FIÈvRE JAUNE (Fin de la discussion). M. J. Guérin répond aux critiques de M. Mélier contestant la période prodromique. M. Guérin s'appuie sur l'analyse et l'induction pour dégontrer l'existence de cette période, mais il s'est aussi appuyé sur des faits, sur l'expérience transmise de Bellot père, de la Havane, et de M. Bertulus.
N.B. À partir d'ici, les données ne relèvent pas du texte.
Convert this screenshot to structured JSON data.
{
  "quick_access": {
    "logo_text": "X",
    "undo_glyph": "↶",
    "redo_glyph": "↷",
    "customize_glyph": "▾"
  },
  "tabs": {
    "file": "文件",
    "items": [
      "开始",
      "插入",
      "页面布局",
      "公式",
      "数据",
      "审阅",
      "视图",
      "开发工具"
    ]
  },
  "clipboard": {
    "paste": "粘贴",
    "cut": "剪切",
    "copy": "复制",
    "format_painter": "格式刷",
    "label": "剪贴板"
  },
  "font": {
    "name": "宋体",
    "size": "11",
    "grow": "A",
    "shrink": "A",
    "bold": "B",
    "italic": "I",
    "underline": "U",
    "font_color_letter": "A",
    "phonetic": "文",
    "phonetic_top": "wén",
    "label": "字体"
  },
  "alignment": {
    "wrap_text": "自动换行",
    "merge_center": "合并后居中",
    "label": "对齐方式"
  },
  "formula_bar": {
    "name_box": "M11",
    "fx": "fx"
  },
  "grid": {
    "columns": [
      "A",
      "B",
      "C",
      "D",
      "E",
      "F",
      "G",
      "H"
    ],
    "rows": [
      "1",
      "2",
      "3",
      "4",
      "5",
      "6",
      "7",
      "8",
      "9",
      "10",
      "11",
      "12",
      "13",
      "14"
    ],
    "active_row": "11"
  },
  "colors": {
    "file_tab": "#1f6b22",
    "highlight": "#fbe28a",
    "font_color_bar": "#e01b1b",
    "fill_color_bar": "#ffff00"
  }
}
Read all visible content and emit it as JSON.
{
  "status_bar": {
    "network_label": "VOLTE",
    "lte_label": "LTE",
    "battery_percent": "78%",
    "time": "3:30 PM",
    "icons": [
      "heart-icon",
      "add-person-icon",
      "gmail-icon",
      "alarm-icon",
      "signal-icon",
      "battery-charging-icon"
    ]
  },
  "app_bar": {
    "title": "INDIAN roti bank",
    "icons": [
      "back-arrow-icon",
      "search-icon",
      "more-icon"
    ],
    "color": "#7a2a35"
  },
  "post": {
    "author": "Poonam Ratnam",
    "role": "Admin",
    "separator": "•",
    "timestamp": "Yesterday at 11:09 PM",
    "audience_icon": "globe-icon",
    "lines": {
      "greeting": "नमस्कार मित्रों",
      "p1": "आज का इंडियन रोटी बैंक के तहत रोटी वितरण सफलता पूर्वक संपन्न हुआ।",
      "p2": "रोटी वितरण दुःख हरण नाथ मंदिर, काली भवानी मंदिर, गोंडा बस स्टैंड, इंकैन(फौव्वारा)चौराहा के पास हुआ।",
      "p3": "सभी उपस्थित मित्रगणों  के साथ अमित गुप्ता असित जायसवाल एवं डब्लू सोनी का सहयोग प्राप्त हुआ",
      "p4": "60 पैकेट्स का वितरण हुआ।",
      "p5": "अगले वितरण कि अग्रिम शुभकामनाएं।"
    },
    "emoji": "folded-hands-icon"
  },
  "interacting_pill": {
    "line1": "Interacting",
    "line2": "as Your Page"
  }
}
Que M. Mélier n'ait pas vu de prodromes, cela ne prouve pas qu'ils n'existcnt pas, dit-il, et à supposer même que l'on pût considérer ce qu'il a observé comme exceptionnel, ne sait-on pas la

valeur des faits exceptionnels , derrière lesquels, en cherchant avec persévérance, on trouve bien des enseignements ? Et , pour faire une digression, dans le choléra on a trouvé des diarrhées prémonitoires chez plus d'un malade où, disait-on, la maladie avait été foudroyante. On a vu Barthélemy nier avec passion la possibilité de la transmission de la morve des animaux à l'homme. Dans toutes ces critiques de la période prodromique il y a de simples négations. Si l'on se reporte même aux propres paroles de M. Mêlier, on trouve qu'il signale plusieurs fois des faits singuliers dans la manifestation première de la fièvre jaune, et ce sont des prodromes qu'il a plus d'une fois ainsi indiqués. Du reste, bien que M. Guérin ait un puissant appui dans des analogies entre la fièvre jaune et les autres maladies infectieuses, il n'a pas affirmé sans faits, et il disait dans son premier travail, qu'il manquait encore quelque chose à la théorie, en reconnaissant qu'elle ne tarderait pas à se compléter. L'orateur aborde ensuite la question de doctrine, à savoir, si ce sont les hommes ou le navire qui infectent. Il pense que pour que ce fussent les navires, il faudrait qu'il eût pu se présenter au moins une fois le fait suivant : Un navire infecté dans un port insalubre sans avoir eu de malades à son bord, apportant dans un autre port salubre la fièvre jaune. Ce fait n'a jamais été constaté. Au contraire, en procédant par voie d'analogie, on sait que ce sont les malades qui rendent les salles insalubres, et c'est là une loi générale. M. MÉLIER. Je ne crois pas avoir à répondre à ce que vient de dire M. J. Guérin, je persiste dans les doutes que j'ai émis. J'ai longuement traité toutes les questions sur lesquelles a insisté mon contradicteur; M. J. Guérin a assez de talent pour faire écouter deux fois les mêmes choses, mais cela ne m'oblige pas à re prendre ce que j'ai déjà dit. Le public jugera. Des recherches, du reste, seront faites et se font même en ce moment. Les esprits chercheurs ne manqueront pas de poursuivre en dehors de l'Académie l'étude des idées qui ont été émises à la tribune académique. — Sur la proposition de M. le président, M. J. Guérin est adjoint à la commission de la fièvre jaune. DU CATHÉTÉRIsME ET DEs RÉTRÉCIssEMENTs RÉPUTÉS INFRANCHIssABLEs DE L'URÈTHRE. M. AUG. MERCIER lit un mémoire sur ce sujet.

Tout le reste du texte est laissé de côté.